His meniscus injury in 2010 that forced him to miss the rest of the season also forced him to miss the Super Bowl. This knee injury is made worse by five distinct known concussions, as well as the traumatic spinal cord injury that effectively ended Finley’s career in 2013. Ultimately, it was too much for Finley to overcome, and he went on. announced his retirement in 2015.

Like many former NFL players, repeated head and neck injuries have taken a heavy toll. Finley detailed many of these aftermaths in an article on The Players Tribune in 2017. His depiction of his own struggles with his mood and temper with his concussions and neck injuries is sobering. While his talent is often too hard to dispute, it’s clear that Finley made the right decision in retiring.

Team impact

Seven years after Finley’s playing days, it’s curious to wonder what could have been. If Finley had played a long and productive career with Green Bay, how would that have affected the fortunes of the team?

I think of a few defining moments that could have been avoided with competent tight play. The fallout from Finley’s retirement ultimately resulted in Brandon bostick‘s failed kick recovery. Finley’s presence on this team would likely have pushed either Andrew Quarless or Richard rodgers in that special teams role – anyone other than Bostick would have done it there.
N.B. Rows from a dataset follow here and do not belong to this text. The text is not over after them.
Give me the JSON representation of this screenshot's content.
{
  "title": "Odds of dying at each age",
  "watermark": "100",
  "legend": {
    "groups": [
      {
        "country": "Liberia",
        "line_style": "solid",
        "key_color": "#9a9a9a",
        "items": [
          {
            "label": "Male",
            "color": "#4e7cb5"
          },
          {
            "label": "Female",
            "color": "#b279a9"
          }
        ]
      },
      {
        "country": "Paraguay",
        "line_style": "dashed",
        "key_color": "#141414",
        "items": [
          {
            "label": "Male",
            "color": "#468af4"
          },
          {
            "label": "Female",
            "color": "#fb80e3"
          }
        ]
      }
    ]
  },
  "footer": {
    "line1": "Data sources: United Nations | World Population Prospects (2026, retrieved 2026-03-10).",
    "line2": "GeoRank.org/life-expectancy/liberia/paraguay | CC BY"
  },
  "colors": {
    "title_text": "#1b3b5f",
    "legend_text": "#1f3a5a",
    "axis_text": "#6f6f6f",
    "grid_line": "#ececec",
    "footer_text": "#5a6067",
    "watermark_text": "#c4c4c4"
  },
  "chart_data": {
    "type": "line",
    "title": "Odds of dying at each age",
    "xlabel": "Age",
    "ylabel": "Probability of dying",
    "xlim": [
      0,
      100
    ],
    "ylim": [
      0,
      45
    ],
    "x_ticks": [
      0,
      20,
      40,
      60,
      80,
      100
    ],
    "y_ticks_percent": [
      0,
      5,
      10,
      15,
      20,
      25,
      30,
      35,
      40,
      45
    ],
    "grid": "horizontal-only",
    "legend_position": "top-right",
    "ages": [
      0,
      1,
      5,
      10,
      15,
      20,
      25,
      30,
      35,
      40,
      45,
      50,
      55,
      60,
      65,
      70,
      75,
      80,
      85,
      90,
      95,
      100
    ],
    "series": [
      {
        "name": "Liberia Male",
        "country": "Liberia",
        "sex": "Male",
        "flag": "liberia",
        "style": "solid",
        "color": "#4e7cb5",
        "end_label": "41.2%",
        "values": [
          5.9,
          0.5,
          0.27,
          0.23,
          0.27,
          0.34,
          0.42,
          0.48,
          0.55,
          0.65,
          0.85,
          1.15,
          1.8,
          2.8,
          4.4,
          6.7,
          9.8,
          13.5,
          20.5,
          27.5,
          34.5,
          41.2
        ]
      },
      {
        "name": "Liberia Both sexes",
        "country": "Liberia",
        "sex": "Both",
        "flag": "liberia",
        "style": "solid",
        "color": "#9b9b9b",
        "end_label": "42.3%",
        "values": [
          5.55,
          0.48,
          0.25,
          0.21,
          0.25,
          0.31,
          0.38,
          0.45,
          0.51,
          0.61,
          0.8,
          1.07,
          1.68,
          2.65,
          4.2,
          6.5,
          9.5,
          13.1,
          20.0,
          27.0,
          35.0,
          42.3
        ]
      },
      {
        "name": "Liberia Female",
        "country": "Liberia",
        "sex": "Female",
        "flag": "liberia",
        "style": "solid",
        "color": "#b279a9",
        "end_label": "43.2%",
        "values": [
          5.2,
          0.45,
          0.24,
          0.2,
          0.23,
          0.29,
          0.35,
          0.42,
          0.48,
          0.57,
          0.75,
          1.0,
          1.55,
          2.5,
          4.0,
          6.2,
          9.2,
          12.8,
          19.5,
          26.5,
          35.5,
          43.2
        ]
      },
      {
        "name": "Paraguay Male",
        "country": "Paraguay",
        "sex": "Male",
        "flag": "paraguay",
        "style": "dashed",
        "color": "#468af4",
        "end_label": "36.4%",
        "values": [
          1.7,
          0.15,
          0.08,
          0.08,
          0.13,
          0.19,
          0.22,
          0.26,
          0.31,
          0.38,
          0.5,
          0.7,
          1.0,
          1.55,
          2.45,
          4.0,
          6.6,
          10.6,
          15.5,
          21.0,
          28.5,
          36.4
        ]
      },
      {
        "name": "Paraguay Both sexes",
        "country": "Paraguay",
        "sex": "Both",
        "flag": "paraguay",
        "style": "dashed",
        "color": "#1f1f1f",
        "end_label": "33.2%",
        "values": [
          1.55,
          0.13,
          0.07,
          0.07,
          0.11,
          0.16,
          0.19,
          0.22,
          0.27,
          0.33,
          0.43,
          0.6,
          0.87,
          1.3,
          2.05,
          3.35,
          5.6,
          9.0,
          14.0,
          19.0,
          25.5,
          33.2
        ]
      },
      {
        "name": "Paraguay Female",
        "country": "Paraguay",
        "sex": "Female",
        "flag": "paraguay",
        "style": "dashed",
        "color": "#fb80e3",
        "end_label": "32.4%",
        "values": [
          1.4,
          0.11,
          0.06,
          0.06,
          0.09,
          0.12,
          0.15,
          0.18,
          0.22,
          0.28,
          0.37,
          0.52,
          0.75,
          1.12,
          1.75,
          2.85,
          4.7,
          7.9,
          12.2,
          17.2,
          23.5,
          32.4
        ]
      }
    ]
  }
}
This tight 2014 room was devoid of talent following Finley’s injury.

There’s also a world where, while Finley has a 10-year career with Green Bay, the Packers don’t waste their money on Jimmy graham in 2018. Graham’s signing was a flop, and it was a decision to try and get Rodgers a weapon similar to the one he had at Finley. Obviously, it didn’t work. The position was revitalized with the emergence of Robert tonyan last year, although the consistency of 2014-19 would have shaped this team’s fortunes much differently.

While it doesn’t do much to bemoan the past and “what could have been”, Finley’s burgeoning career could have taken the franchise to new heights. He has helped pave the way for the physical archetype of the tight end that so many teams seek to help their quarterbacks. Creating such a mismatch serves the offense well, and Finley could capitalize on these clashes more often than not.

With a ring to his name, we can’t call Finley’s career unsuccessful by any metrics. Although it was a shame, he couldn’t spend more time on the pitch catching passes from Rodgers. However, its effects on the team had a lasting impact on both front office decisions and players.